# Journal Of Harmonized Research (JOHR)





ISSN 2347 - 7393

Review article

## IMPORTANCE OF VECTOR PROCESSING

Naveen Malik, Pankaj Sharma, Naeem Akhtar, Rahul, Hardeep Rohilla

Dronacharya College of Engineering, Khentawas, Farukhnagar, Gurgaon, India

#### Abstract

A vector processor, or array processor, is a central processing unit (CPU) that implements an instruction set containing instructions that operate on one-dimensional arrays of data called *vectors*. This is in contrast to a scalar processor, whose instructions operate on single data items. Vector processors can greatly improve performance on certain workloads, notably numerical simulation and similar tasks. Vector machines appeared in the early 1970s and dominated supercomputer design through the 1970s into the 90s, notably the various Cray platforms. The rapid rise in the price-to-performance ratio of conventional microprocessor designs led to the vector supercomputer's demise in the later 1990s.

Today, most commodity CPUs implement architectures that feature instructions for a form vector processing on multiple (vectorized) data sets, typically known as SIMD (Single Instruction, Multiple Data). Common examples include VIS, MMX, SSE, AltiVec and AVX. Vector processing techniques are also found in video game console hardware and graphics accelerators. In 2000, IBM, Toshiba and Sony collaborated to create the Cell processor, consisting of one scalar processor and eight vector processors, which found use in the Sony PlayStation 3 among other applications.

Other CPU designs may include some multiple instructions for vector processing on multiple (vectorised) data sets, typically known as MIMD (**M**ultiple **I**nstruction, **M**ultiple **D**ata) and realized with VLIW. Such designs are usually dedicated to a particular application and not commonly marketed for general purpose computing. In the Fujitsu FR-V VLIW/vector processor both technologies are combined.

For Correspondence: malik2008ATgmail.com Received on: November 2013 Accepted after revision: December 2013 Downloaded from: www.johronline.com

### 1. Introduction

Vector processing was once intimately associated with the concept of a "supercomputer". As with most architectural techniques for achieving high performance, it exploits regularities in the structure of computation, in this case, the fact that many codes contain loops that range over linear arrays of data performing symmetric operations. The origins of vector architecure lay in trying to address the problem of instruction bandwidth. By the end of the 1960's, it was possible to build multiple pipelined functional units, but the fetch and decode of instructions from memory was too slow to permit them to be fully exploited. Applying a single instruction to multiple data elements (SIMD) is one simple and logical way to leverage limited instruction bandwidth.

The most powerful computers of the 1970s and 1980s tended to be vector machines, from Cray, NEC, and Fujitsu, but with increasingly higher degrees of semiconductor integration, the mismatch between instruction bandwidth and operand bandwidth essentially went away. As of 2009, only 1 of the worlds top 500 supercomputers was still based on a vector architecture.

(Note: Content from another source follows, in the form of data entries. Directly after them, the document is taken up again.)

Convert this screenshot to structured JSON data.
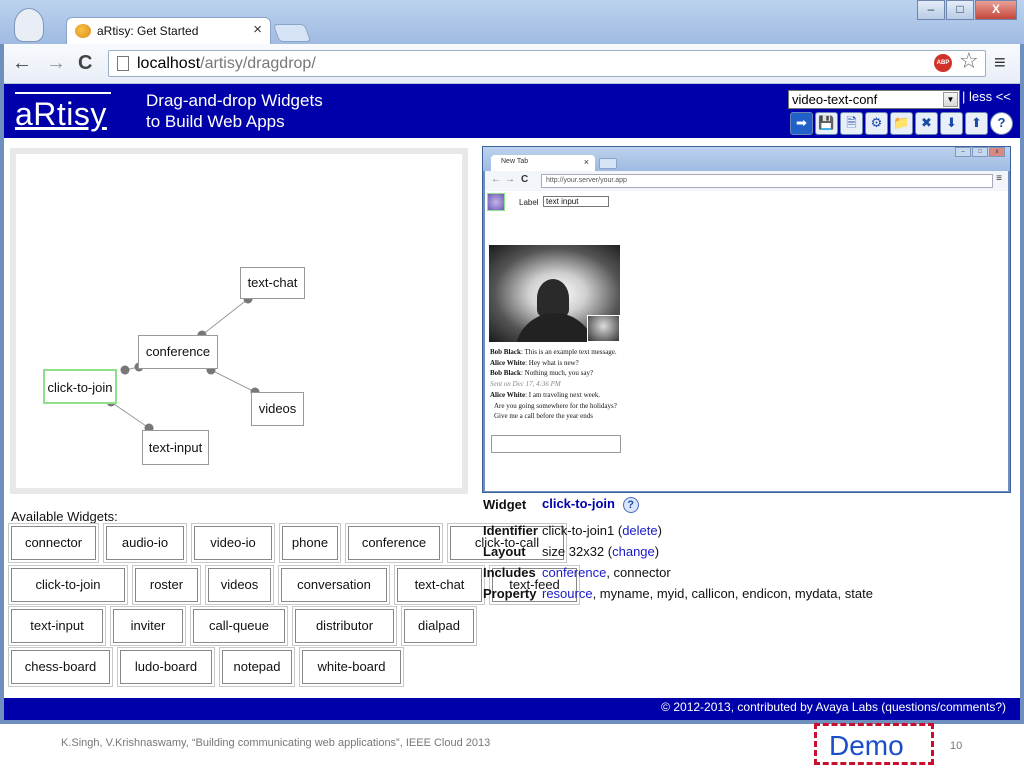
{
  "browser": {
    "tab_title": "aRtisy: Get Started",
    "tab_close": "×",
    "url_host": "localhost",
    "url_path": "/artisy/dragdrop/",
    "controls": {
      "min": "–",
      "max": "□",
      "close": "X"
    },
    "nav": {
      "back": "←",
      "forward": "→",
      "reload": "C"
    },
    "abp_label": "ABP",
    "star": "☆",
    "menu": "≡"
  },
  "app": {
    "logo": "aRtisy",
    "tagline_1": "Drag-and-drop Widgets",
    "tagline_2": "to Build Web Apps",
    "select_value": "video-text-conf",
    "less_link": "| less <<",
    "tool_icons": [
      "go-icon",
      "save-icon",
      "document-icon",
      "settings-icon",
      "add-folder-icon",
      "delete-icon",
      "move-down-icon",
      "move-up-icon",
      "help-icon"
    ],
    "tool_glyphs": [
      "➡",
      "💾",
      "🗎",
      "⚙",
      "📁",
      "✖",
      "⬇",
      "⬆",
      "?"
    ]
  },
  "graph": {
    "nodes": [
      {
        "id": "text-chat",
        "label": "text-chat"
      },
      {
        "id": "conference",
        "label": "conference"
      },
      {
        "id": "click-to-join",
        "label": "click-to-join",
        "selected": true
      },
      {
        "id": "videos",
        "label": "videos"
      },
      {
        "id": "text-input",
        "label": "text-input"
      }
    ],
    "edges": [
      [
        "conference",
        "text-chat"
      ],
      [
        "conference",
        "videos"
      ],
      [
        "click-to-join",
        "conference"
      ],
      [
        "click-to-join",
        "text-input"
      ]
    ]
  },
  "preview": {
    "tab_title": "New Tab",
    "tab_close": "×",
    "url": "http://your.server/your.app",
    "label_text": "Label",
    "input_value": "text input",
    "chat": [
      {
        "who": "Bob Black",
        "text": "This is an example text message."
      },
      {
        "who": "Alice White",
        "text": "Hey what is new?"
      },
      {
        "who": "Bob Black",
        "text": "Nothing much, you say?"
      },
      {
        "meta": "Sent on Dec 17, 4:36 PM"
      },
      {
        "who": "Alice White",
        "text": "I am traveling next week."
      },
      {
        "indent": "Are you going somewhere for the holidays?"
      },
      {
        "indent": "Give me a call before the year ends"
      }
    ]
  },
  "widgets": {
    "label": "Available Widgets:",
    "rows": [
      [
        "connector",
        "audio-io",
        "video-io",
        "phone",
        "conference",
        "click-to-call"
      ],
      [
        "click-to-join",
        "roster",
        "videos",
        "conversation",
        "text-chat",
        "text-feed"
      ],
      [
        "text-input",
        "inviter",
        "call-queue",
        "distributor",
        "dialpad"
      ],
      [
        "chess-board",
        "ludo-board",
        "notepad",
        "white-board"
      ]
    ]
  },
  "info": {
    "widget_key": "Widget",
    "widget_value": "click-to-join",
    "help": "?",
    "identifier_key": "Identifier",
    "identifier_value": "click-to-join1",
    "delete_link": "delete",
    "layout_key": "Layout",
    "layout_value": "size 32x32",
    "change_link": "change",
    "includes_key": "Includes",
    "includes_link": "conference",
    "includes_rest": ", connector",
    "property_key": "Property",
    "property_link": "resource",
    "property_rest": ", myname, myid, callicon, endicon, mydata, state"
  },
  "footer": {
    "text": "© 2012-2013, contributed by Avaya Labs (questions/comments?)"
  },
  "slide": {
    "citation": "K.Singh, V.Krishnaswamy, “Building communicating web applications”, IEEE Cloud 2013",
    "demo": "Demo",
    "page": "10"
  },
  "colors": {
    "header_blue": "#0000aa",
    "selected_node": "#8fe08a",
    "demo_border": "#c8102e",
    "demo_text": "#1a4fc9"
  }
}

The lessons of SIMD processing weren't entirely lost, however. While Craystyle vector units that perform a common operations across vector registers of hundreds or thousands of data elements have largely disappeared, the SIMD approach has been applied to the processing of 8 and 16-bit multimedia data by 32 and 64-bit processors and DSPs with great success. Under the names "MMX" and "SSE", SIMD processing can be found in essentially every modern personal computer, where it is exploited by image processing and audio applications. A Vector processor is a processor that can operate on an entire vector in one instruction. The operands to the instructions are complete vectors instead of one element. Vector processors reduce the fetch and decode bandwidth as the numbers of instructions fetched are less. They also exploit data parallelism in large scientific and multimedia applications. Based on how the operands are fetched, vector processors can be divided into two categories - in memorymemory architecture operands are directly streamed to the functional units from the memory and results are written back to memory as the vector operation proceeds. In vector-register architecture, operands are read into vector registers from which they are fed to the functional units and results of operations registers. written to vector Many are

performance optimization schemes are used in vector processors. Memory banks are used to reduce load/store latency. Strip mining is used to generate code so that vector operation is possible for vector operands whose size is less than or greater than the size of vector registers. Vector chaining the equivalent of forwarding in vector processors - is used in case of data dependency among vector instructions. Special scatter and gather instructions are provided to efficiently operate on sparse matrices.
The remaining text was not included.